I was all set to give you my fantasy football draftm and corresponding thoughts on the upcoming season, but this afternoon, the Pirates traded away the team. I don't mean it literally, but removing Brian Giles from the equation of the team pretty much changes everything about the team. For years the experts have said how good Giles would be with a supporting cast. Well, San Diego will now find out, and Pittsburgh will find out how it doesn't even have a supporting cast.
As much as people like to say that Giles has been the most underrated player in baseball, I don't think they quite grasp the level of truth in that. If we take what people claim as the most useful stat (OPS), and take Giles career numbers, he ranks 11th all-time.

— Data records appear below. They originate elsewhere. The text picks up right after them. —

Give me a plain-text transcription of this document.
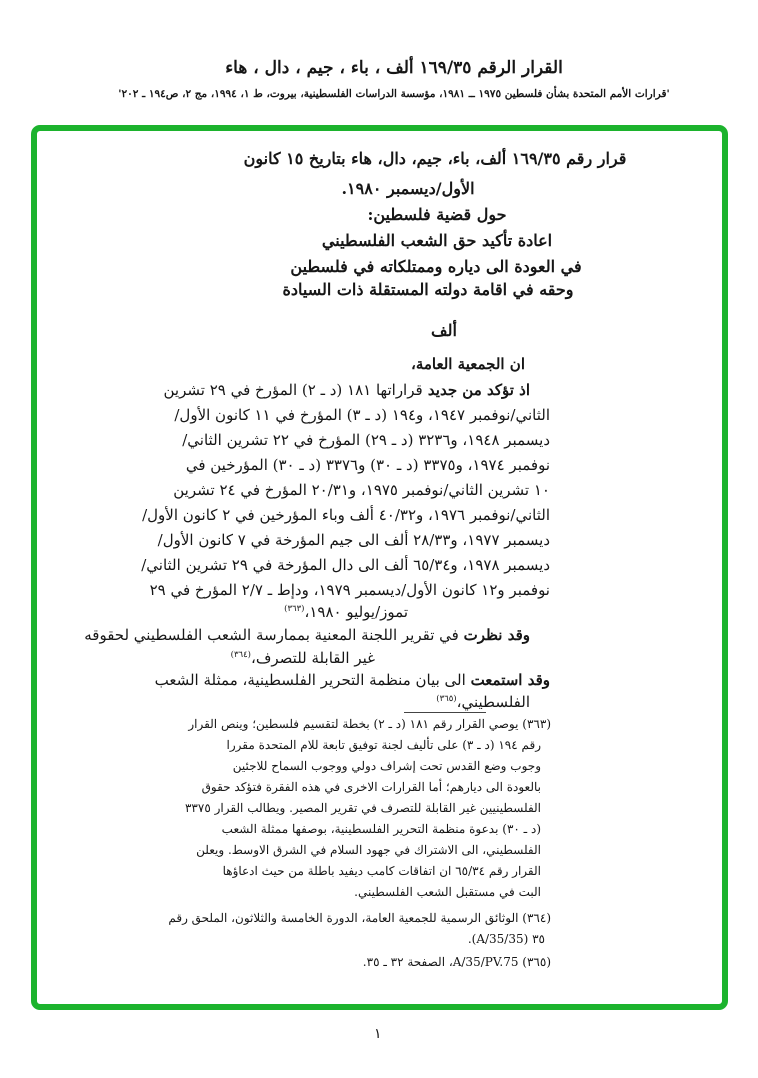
القرار الرقم ١٦٩/٣٥ ألف ، باء ، جيم ، دال ، هاء
'قرارات الأمم المتحدة بشأن فلسطين ١٩٧٥ ــ ١٩٨١، مؤسسة الدراسات الفلسطينية، بيروت، ط ١، ١٩٩٤، مج ٢، ص١٩٤ ـ ٢٠٢'
قرار رقم ١٦٩/٣٥ ألف، باء، جيم، دال، هاء بتاريخ ١٥ كانون
الأول/ديسمبر ١٩٨٠.
حول قضية فلسطين:
اعادة تأكيد حق الشعب الفلسطيني
في العودة الى دياره وممتلكاته في فلسطين
وحقه في اقامة دولته المستقلة ذات السيادة
ألف
ان الجمعية العامة،
اذ تؤكد من جديد قراراتها ١٨١ (د ـ ٢) المؤرخ في ٢٩ تشرين
الثاني/نوفمبر ١٩٤٧، و١٩٤ (د ـ ٣) المؤرخ في ١١ كانون الأول/
ديسمبر ١٩٤٨، و٣٢٣٦ (د ـ ٢٩) المؤرخ في ٢٢ تشرين الثاني/
نوفمبر ١٩٧٤، و٣٣٧٥ (د ـ ٣٠) و٣٣٧٦ (د ـ ٣٠) المؤرخين في
١٠ تشرين الثاني/نوفمبر ١٩٧٥، و٢٠/٣١ المؤرخ في ٢٤ تشرين
الثاني/نوفمبر ١٩٧٦، و٤٠/٣٢ ألف وباء المؤرخين في ٢ كانون الأول/
ديسمبر ١٩٧٧، و٢٨/٣٣ ألف الى جيم المؤرخة في ٧ كانون الأول/
ديسمبر ١٩٧٨، و٦٥/٣٤ ألف الى دال المؤرخة في ٢٩ تشرين الثاني/
نوفمبر و١٢ كانون الأول/ديسمبر ١٩٧٩، ودإط ـ ٢/٧ المؤرخ في ٢٩
تموز/يوليو ١٩٨٠،$^{(٣٦٣)}$
وقد نظرت في تقرير اللجنة المعنية بممارسة الشعب الفلسطيني لحقوقه
غير القابلة للتصرف،$^{(٣٦٤)}$
وقد استمعت الى بيان منظمة التحرير الفلسطينية، ممثلة الشعب
الفلسطيني،$^{(٣٦٥)}$
(٣٦٣) يوصي القرار رقم ١٨١ (د ـ ٢) بخطة لتقسيم فلسطين؛ وينص القرار
رقم ١٩٤ (د ـ ٣) على تأليف لجنة توفيق تابعة للام المتحدة مقررا
وجوب وضع القدس تحت إشراف دولي ووجوب السماح للاجئين
بالعودة الى ديارهم؛ أما القرارات الاخرى في هذه الفقرة فتؤكد حقوق
الفلسطينيين غير القابلة للتصرف في تقرير المصير. ويطالب القرار ٣٣٧٥
(د ـ ٣٠) بدعوة منظمة التحرير الفلسطينية، بوصفها ممثلة الشعب
الفلسطيني، الى الاشتراك في جهود السلام في الشرق الاوسط. ويعلن
القرار رقم ٦٥/٣٤ ان اتفاقات كامب ديفيد باطلة من حيث ادعاؤها
البت في مستقبل الشعب الفلسطيني.
(٣٦٤) الوثائق الرسمية للجمعية العامة، الدورة الخامسة والثلاثون، الملحق رقم
٣٥ (A/35/35).
(٣٦٥) A/35/PV.75، الصفحة ٣٢ ـ ٣٥.
١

Look at who he's above in that list, that's frightening. (Thanks, Joe, for pointing that out years ago.) More importantly for me, he's probably the best Pirate in the past 20 years. (I easily grant that Bonds has been a far superior player, but the majority of his career years were as a Giant.)
Do I think it was a good trade? It's hard to tell, because basically, there's no way to compensate a team adequately. Perez and Bay look like enough to make it a promising trade for 2004. The PTBNL will tell a great deal. The majority are projecting Corey Stewart, some are projecting Xavier Nady or Josh Barfield, which I'd prefer, but doubt. Nady could sit in at third, and we'd really have something. Right now I'm guessing the 2004 Bucs will look like this on the field.

C: Kendall, Humberto Cota
1B: Craig Wilson(finally given a regular position)
2B: Freddy Sanchez or Bobby Hill
SS: Sanchez or Jack Wilson
3B: No clue, hopefully Nady, possibly Hill
OF: Bay, Redman, Tony Alvarez, J. J. Davis, Matt Stairs (He's basically volunteered to be the veteran presence on the team for next year. The only other choice being Sanders, who is going to be a free agent, if not traded.)

I gotta admit it's a major rewrite of the lineup, and oddly, it sounds more promising than the opening lineup of several years past. However, they are going to a major learning curve, and it's going to hurt bad. The pitching will be less worrisome, we've got that coming through the pipeline in spades right now, and 2004 is supposed to be when the first batch of pitchers reaches the majors. So it's rebuilding again. We're used to it.